Vila-Tomás Jorge, Hernández-Cámara Pablo, Malo Jesús
Image Processing Lab, Parc Científic, Universitat de València, Valencia, Spain.
Front Neurosci. 2023 Jul 6;17:1208882. doi: 10.3389/fnins.2023.1208882. eCollection 2023.
We show that classical hue cancellation experiments lead to human-like opponent curves even if the task is done by trivial () artificial networks. Specifically, human-like opponent spectral sensitivities always emerge in artificial networks as long as (i) the converts the input radiation into any tristimulus-like representation, and (ii) the post-retinal solves the standard hue cancellation task, e.g. the network looks for the weights of the cancelling lights so that every monochromatic stimulus plus the weighted cancelling lights match a grey reference in the (arbitrary) color representation used by the network. In fact, the specific cancellation lights (and not the network architecture) are key to obtain human-like curves: results show that the classical choice of the lights is the one that leads to the best (more human-like) result, and any other choices lead to progressively different spectral sensitivities. We show this in two ways: through using a range of networks with different architectures and a range of cancellation lights, and through a of the experiments. This suggests that the opponent curves of the classical experiment are just a by-product of the front-end photoreceptors and of a very specific experimental choice but they do not inform about the downstream color representation. In fact, the architecture of the post-retinal network (signal recombination or internal color space) seems irrelevant for the emergence of the curves in the classical experiment. This result in artificial networks questions the conventional interpretation of the classical result in humans by Jameson and Hurvich.

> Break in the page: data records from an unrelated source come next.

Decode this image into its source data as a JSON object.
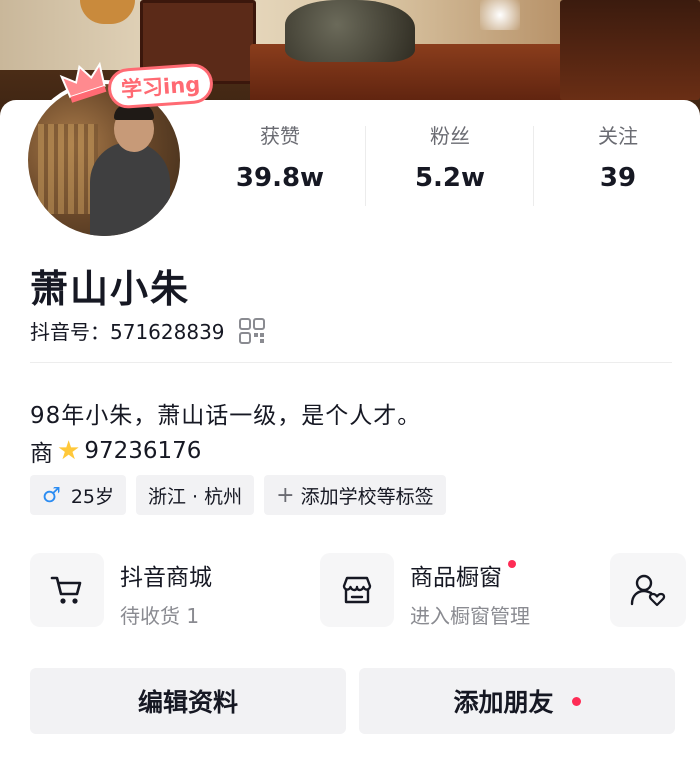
{
  "sticker": {
    "text": "学习ing"
  },
  "stats": [
    {
      "label": "获赞",
      "value": "39.8w"
    },
    {
      "label": "粉丝",
      "value": "5.2w"
    },
    {
      "label": "关注",
      "value": "39"
    }
  ],
  "profile": {
    "name": "萧山小朱",
    "id_line": "抖音号：571628839",
    "bio_line1": "98年小朱，萧山话一级，是个人才。",
    "bio_line2_prefix": "商",
    "bio_line2_number": "97236176"
  },
  "tags": {
    "gender_age": "25岁",
    "location": "浙江 · 杭州",
    "add_school": "添加学校等标签"
  },
  "shop": {
    "mall_title": "抖音商城",
    "mall_sub": "待收货 1",
    "window_title": "商品橱窗",
    "window_sub": "进入橱窗管理"
  },
  "buttons": {
    "edit": "编辑资料",
    "add_friend": "添加朋友"
  },
  "colors": {
    "accent_red": "#fe2c55",
    "male_blue": "#2b8cf2",
    "sticker_pink": "#ff6a73"
  },
  "icons": [
    "crown-icon",
    "qr-code-icon",
    "male-icon",
    "star-icon",
    "plus-icon",
    "cart-icon",
    "shop-window-icon",
    "friends-icon"
  ]
}
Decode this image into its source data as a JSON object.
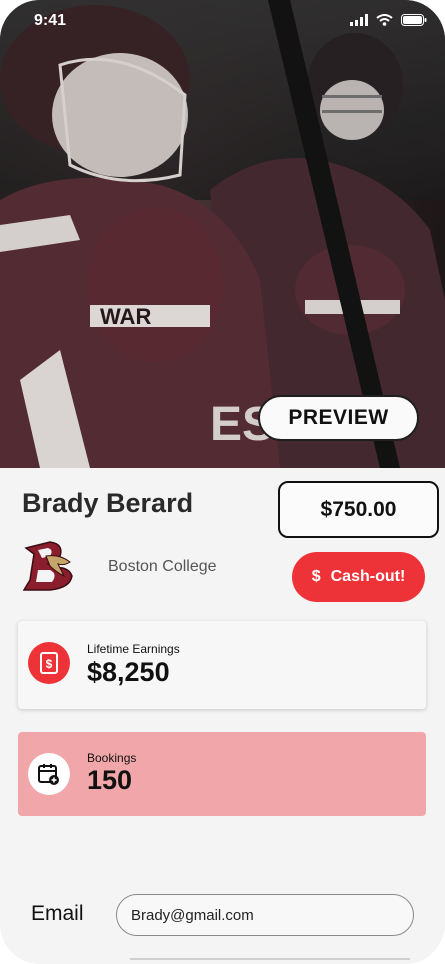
{
  "status_bar": {
    "time": "9:41"
  },
  "hero": {
    "preview_label": "PREVIEW"
  },
  "profile": {
    "name": "Brady Berard",
    "balance": "$750.00",
    "school": "Boston College",
    "cashout_icon": "$",
    "cashout_label": "Cash-out!"
  },
  "stats": {
    "earnings": {
      "label": "Lifetime Earnings",
      "value": "$8,250",
      "icon": "dollar-bill-icon"
    },
    "bookings": {
      "label": "Bookings",
      "value": "150",
      "icon": "calendar-add-icon"
    }
  },
  "form": {
    "email_label": "Email",
    "email_value": "Brady@gmail.com"
  },
  "colors": {
    "accent": "#ee3338",
    "bookings_bg": "#f1a7a9",
    "maroon": "#8b1e2d"
  }
}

我们表明,即使该任务由简单的人工网络完成,经典的色调消除实验也会产生类似人类的对立曲线。具体而言,只要(i)将输入辐射转换为任何类似三刺激值的表示形式,并且(ii)视网膜后网络解决标准的色调消除任务,例如网络寻找消除光的权重,以便每个单色刺激加上加权的消除光在网络使用的(任意)颜色表示中与灰色参考匹配,那么类似人类的对立光谱敏感度就总会在人工网络中出现。事实上,特定的消除光(而非网络架构)是获得类似人类曲线的关键:结果表明,经典的光的选择是导致最佳(更类似人类)结果的选择,而任何其他选择都会导致逐渐不同的光谱敏感度。我们通过两种方式证明这一点:一是使用一系列具有不同架构的网络和一系列消除光进行实验,二是对实验进行模拟。这表明经典实验的对立曲线只是前端光感受器和非常特定的实验选择的副产品,但它们并不能说明下游的颜色表示。实际上,视网膜后网络的架构(信号重组或内部颜色空间)对于经典实验中曲线的出现似乎无关紧要。人工网络中的这一结果对詹姆森和赫尔维奇对人类经典结果的传统解释提出了质疑。